It's in the Mac App Store guidelines:
Transmission has an option that lets it automatically add .torrent files without you having to do it yourself. This comes in useful if you're downloading a lot of things all at once - Legal uses... Humble Bundles and Archive.org stuff. I don't know if that would be easy to make happen in a sandbox considering apps like Alfred had to change to get in the MAS. Sandboxing is fine in most cases, but it doesn't make sense in a lot of cases either.
Open source code is open source, you can read everything that's going to be in the build you make.
Any website can be attacked. Apple, your bank, governments, etc aren't 100% safe from this either.
Renaming files in a folder the app has access to should be fine in a sandboxed environment.
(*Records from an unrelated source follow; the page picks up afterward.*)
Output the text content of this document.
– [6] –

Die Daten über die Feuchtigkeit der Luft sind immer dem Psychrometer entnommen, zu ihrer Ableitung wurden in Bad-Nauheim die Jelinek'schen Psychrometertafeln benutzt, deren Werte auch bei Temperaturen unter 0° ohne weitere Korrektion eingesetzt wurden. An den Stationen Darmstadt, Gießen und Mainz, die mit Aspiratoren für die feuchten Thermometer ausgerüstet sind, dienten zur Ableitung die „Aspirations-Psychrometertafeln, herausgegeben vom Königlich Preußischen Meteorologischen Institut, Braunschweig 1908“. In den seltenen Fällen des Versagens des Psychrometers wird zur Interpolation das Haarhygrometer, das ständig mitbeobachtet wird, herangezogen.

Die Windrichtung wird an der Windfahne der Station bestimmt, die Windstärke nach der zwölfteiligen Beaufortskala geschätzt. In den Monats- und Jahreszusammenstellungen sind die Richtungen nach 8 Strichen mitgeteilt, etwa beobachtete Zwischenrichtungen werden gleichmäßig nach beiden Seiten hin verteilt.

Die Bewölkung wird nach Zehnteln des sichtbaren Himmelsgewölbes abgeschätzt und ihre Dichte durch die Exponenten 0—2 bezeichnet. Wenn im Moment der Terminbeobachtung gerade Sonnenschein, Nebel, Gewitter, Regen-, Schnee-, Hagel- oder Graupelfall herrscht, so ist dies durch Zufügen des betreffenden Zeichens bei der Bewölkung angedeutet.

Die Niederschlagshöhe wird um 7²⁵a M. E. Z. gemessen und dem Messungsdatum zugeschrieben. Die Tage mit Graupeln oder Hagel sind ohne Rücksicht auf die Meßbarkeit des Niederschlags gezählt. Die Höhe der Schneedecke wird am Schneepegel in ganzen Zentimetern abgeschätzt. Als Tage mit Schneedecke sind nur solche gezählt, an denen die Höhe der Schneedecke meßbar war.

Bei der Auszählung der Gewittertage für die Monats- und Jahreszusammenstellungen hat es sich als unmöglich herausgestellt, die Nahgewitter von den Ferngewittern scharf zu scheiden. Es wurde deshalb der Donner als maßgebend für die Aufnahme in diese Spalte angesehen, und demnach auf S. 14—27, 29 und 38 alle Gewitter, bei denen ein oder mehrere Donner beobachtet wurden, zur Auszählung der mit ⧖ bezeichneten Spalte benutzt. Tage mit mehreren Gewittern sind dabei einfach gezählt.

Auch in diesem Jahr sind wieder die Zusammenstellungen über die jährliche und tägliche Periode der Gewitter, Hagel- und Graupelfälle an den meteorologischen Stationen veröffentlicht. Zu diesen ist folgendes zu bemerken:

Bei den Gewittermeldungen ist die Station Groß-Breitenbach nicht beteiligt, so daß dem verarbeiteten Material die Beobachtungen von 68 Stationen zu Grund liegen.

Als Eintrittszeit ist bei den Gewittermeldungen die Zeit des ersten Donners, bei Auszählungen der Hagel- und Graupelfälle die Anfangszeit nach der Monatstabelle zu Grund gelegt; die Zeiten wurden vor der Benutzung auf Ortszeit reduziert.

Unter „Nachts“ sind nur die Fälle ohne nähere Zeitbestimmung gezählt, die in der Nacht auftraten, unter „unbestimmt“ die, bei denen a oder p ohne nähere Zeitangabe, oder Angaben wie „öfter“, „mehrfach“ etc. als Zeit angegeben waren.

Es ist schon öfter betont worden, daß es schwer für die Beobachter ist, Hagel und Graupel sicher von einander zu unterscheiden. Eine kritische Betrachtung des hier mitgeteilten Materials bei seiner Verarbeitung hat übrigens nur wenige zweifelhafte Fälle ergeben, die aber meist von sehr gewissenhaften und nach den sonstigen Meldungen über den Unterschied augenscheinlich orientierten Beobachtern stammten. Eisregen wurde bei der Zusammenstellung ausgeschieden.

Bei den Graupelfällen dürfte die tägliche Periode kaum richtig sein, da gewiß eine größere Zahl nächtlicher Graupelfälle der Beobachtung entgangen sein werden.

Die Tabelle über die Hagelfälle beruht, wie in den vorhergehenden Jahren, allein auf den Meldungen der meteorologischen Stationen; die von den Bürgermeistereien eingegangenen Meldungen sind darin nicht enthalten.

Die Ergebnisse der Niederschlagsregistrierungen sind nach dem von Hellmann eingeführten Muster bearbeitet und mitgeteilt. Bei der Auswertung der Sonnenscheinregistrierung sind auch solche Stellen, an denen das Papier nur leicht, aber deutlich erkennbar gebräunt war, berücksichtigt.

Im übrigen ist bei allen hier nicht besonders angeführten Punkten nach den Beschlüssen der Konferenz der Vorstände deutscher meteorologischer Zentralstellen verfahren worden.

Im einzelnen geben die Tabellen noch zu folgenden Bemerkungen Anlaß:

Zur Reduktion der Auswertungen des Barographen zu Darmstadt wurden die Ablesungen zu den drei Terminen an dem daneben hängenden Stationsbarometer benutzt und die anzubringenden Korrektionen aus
The app just has access to a specific folder in user directory and that's that. The issue for transmission is maybe that it allows you to upload files from a folder anywhere. But even that could be restricted via an Api in a sandboxed envrioment.
What iOS has taught us is that devs by default want access to things they don't need generally. They want an easier life so they would rather have everything open.
However for 99% of tasks there are ways around it. There are very few programs that can't or haven't been made in some fashion on iOS that exist on the mac. Most things that aren't on iOS will be down to policy (I.e. No file sharing etc..).
Apples reputation on the mac rests on the fact that it's easier to maintain and more secure by default. I'm sure apple will do whatever it takes to defend this. I expect in the long run all mac apps will be sandboxed by default and users would have to explicitly allow access to the file system for an app.
And no app should have access to system wide encryption. What app needs that? You can't stop people breaking into a server and changing files. But you can stop what that app is allowed to do on a system.